Sample (RapidMiner Studio Core)

Synopsis

This operator creates a sample from an ExampleSet by selecting examples randomly. The size of a sample can be specified on absolute, relative and probability basis.

Description

This operator is similar to the Filter Examples operator in principle that it takes an ExampleSet as input and delivers a subset of the ExampleSet as output. The difference is this that the Filter Examples operator filters examples on the basis of specified conditions. But the Sample operator focuses on the number of examples and class distribution in the resultant sample. Moreover, the samples are generated randomly. The number of examples in the sample can be specified on absolute, relative or probability basis depending on the setting of the sample parameter. The class distribution of the sample can be controlled by the balance data parameter.

Input

  • example set input (IOObject)

    This input port expects an ExampleSet. It is output of the Retrieve operator in the attached Example Process.

Output

  • example set output (IOObject)

    A randomized sample of the input ExampleSet is output of this port.

  • original (IOObject)

    ExampleSet that was given as input is passed without changing to the output through this port. This is usually used to reuse the same ExampleSet in further operators or to view the ExampleSet in the Results Workspace.

Parameters

  • sampleThis parameter determines how the amount of data is specified.
    • absolute: If the sample parameter is set to 'absolute' the sample is created of an exactly specified number of examples. The required number of examples is specified in the sample size parameter.
    • relative: If the sample parameter is set to 'relative' the sample is created as a fraction of the total number of examples in the input ExampleSet. The required ratio of examples is specified in the sample ratio parameter.
    • probability: If the sample parameter is set to 'probability' the sample is created of probability basis.

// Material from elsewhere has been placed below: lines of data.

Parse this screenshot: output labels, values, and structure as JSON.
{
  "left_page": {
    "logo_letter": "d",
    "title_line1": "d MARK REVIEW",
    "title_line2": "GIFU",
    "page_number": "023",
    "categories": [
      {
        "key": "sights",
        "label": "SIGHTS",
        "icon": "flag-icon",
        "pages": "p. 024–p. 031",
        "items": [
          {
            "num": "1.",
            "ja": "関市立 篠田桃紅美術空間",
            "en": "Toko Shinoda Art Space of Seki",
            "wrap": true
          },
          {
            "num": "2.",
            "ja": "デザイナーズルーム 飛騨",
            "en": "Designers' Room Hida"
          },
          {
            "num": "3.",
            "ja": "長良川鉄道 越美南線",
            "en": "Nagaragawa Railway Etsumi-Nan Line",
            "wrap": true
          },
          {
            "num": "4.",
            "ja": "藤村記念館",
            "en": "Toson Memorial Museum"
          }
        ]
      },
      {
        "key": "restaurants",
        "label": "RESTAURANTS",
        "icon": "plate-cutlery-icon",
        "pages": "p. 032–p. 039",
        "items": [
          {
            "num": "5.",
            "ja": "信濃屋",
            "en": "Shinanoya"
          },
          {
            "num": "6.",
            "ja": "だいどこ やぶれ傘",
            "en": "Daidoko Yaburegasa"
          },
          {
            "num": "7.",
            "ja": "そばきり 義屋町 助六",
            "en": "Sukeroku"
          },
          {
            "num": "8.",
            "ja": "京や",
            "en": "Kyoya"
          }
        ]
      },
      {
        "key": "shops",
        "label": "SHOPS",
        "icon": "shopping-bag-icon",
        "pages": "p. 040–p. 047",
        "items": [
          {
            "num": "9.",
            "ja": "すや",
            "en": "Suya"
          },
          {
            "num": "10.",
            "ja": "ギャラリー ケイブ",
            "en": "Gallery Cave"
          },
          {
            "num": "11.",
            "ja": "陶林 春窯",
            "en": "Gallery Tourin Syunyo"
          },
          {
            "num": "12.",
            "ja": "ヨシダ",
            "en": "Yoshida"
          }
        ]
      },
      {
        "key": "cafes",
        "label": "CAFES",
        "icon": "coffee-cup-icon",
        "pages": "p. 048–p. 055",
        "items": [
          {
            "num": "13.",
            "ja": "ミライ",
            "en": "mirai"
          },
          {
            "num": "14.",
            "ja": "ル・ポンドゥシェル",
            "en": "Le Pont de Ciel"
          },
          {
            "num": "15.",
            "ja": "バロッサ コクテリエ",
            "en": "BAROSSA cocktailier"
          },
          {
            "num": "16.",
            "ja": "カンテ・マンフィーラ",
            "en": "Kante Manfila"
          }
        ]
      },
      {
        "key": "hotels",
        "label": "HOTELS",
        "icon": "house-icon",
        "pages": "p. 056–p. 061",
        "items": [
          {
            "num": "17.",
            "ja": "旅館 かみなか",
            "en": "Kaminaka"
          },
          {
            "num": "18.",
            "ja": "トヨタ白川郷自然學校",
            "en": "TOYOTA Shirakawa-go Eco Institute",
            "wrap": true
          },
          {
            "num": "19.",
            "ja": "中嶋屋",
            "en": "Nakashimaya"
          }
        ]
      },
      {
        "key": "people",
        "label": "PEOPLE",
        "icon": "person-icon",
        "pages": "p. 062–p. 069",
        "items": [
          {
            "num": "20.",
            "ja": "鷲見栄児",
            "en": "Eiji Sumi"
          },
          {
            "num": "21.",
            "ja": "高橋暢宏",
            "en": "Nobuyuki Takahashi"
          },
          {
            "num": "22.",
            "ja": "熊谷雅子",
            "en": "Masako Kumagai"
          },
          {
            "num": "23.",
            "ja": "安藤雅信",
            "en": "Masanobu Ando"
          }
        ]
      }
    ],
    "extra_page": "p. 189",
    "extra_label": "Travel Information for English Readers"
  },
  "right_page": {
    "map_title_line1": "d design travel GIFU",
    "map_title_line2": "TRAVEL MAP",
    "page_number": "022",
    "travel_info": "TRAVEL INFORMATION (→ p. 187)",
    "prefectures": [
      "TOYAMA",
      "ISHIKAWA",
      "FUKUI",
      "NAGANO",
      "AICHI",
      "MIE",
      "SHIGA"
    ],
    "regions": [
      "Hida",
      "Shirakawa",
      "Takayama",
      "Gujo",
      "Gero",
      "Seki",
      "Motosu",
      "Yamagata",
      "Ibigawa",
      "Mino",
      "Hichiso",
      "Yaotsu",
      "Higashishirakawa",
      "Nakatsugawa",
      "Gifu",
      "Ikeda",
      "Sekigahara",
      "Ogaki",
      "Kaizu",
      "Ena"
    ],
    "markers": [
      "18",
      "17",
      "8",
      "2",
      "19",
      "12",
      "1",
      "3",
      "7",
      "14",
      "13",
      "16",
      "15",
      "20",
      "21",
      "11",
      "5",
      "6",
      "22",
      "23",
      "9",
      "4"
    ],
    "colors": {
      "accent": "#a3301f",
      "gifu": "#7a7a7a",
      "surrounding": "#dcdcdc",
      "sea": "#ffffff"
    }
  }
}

The required probability is specified in the sample probability parameter.
    Range: selection
  • balance_dataYou can set this parameter to true if you need to sample differently for examples of a certain class. If this parameter is set to true, sample size, sample ratio and sample probability parameters are replaced by sample size per class, sample ratio per class and sample probability per class parameters respectively. These parameters allow you to specify different sample sizes for different values of the label attribute. Range: boolean
  • sample_sizeThis parameter specifies the exact number of examples which should be sampled. This parameter is only available when the sample parameter is set to 'absolute' and the balance data parameter is not set to true. Range: integer
  • sample_ratioThis parameter specifies the fraction of examples which should be sampled. This parameter is only available when the sample parameter is set to 'relative' and the balance data parameter is not set to true. Range: real
  • sample_probabilityThis parameter specifies the sample probability for each example. This parameter is only available when the sample parameter is set to 'probability' and the balance data parameter is not set to true. Range: real
  • sample_size_per_classThis parameter specifies the absolute sample size per class. This parameter is only available when the sample parameter is set to 'absolute' and the balance data parameter is set to true. Range:
  • sample_ratio_per_classThis parameter specifies the fraction of examples per class. This parameter is only available when the sample parameter is set to 'relative' and the balance data parameter is set to true. Range:
  • sample_probability_per_classThis parameter specifies the probability of examples per class. This parameter is only available when the sample parameter is set to 'probability' and the balance data parameter is set to true. Range:
  • use_local_random_seedThis parameter indicates if a local random seed should be used for randomizing examples of the sample. Using the same value of local random seed will produce the same sample. Changing the value of this parameter changes the way the examples are randomized, thus the sample will have a different set of examples. Range: boolean
  • local_random_seedThis parameter specifies the local random seed. This parameter is only available if the use local random seed parameter is set to true. Range: integer

Tutorial Processes

Sampling the Ripley-Set data set

The 'Ripley-Set' data set is loaded using the Retrieve operator. The Generate ID operator is applied on it so that the examples can be identified uniquely. A breakpoint is inserted at this stage so that you can see the ExampleSet before the Sample operator is applied. You can see that there are 250 examples with two possible classes: 0 and 1. 125 examples have class 0 and 125 examples have class 1. Now, the Sample operator is applied on the ExampleSet. The sample parameter is set to 'relative'. The balance data parameter is set to true. The sample ratio per class parameter specifies two ratios. Class 0 is assigned ratio 0.2. Thus, of all the examples where label attribute is 0 only 20 percent will be selected. There were 125 examples with class 0, so 25 (i.e. 20% of 125) examples will be selected. Class 1 is assigned ratio 1. Thus, of all the examples where label attribute is 1, 100 percent will be selected. There were 125 examples with class 1, so all 125 (i.e. 100% of 125) examples will be selected. Run the process and you can verify the results. Also note that the examples are taken randomly. The randomization can be changed by changing the local random seed parameter.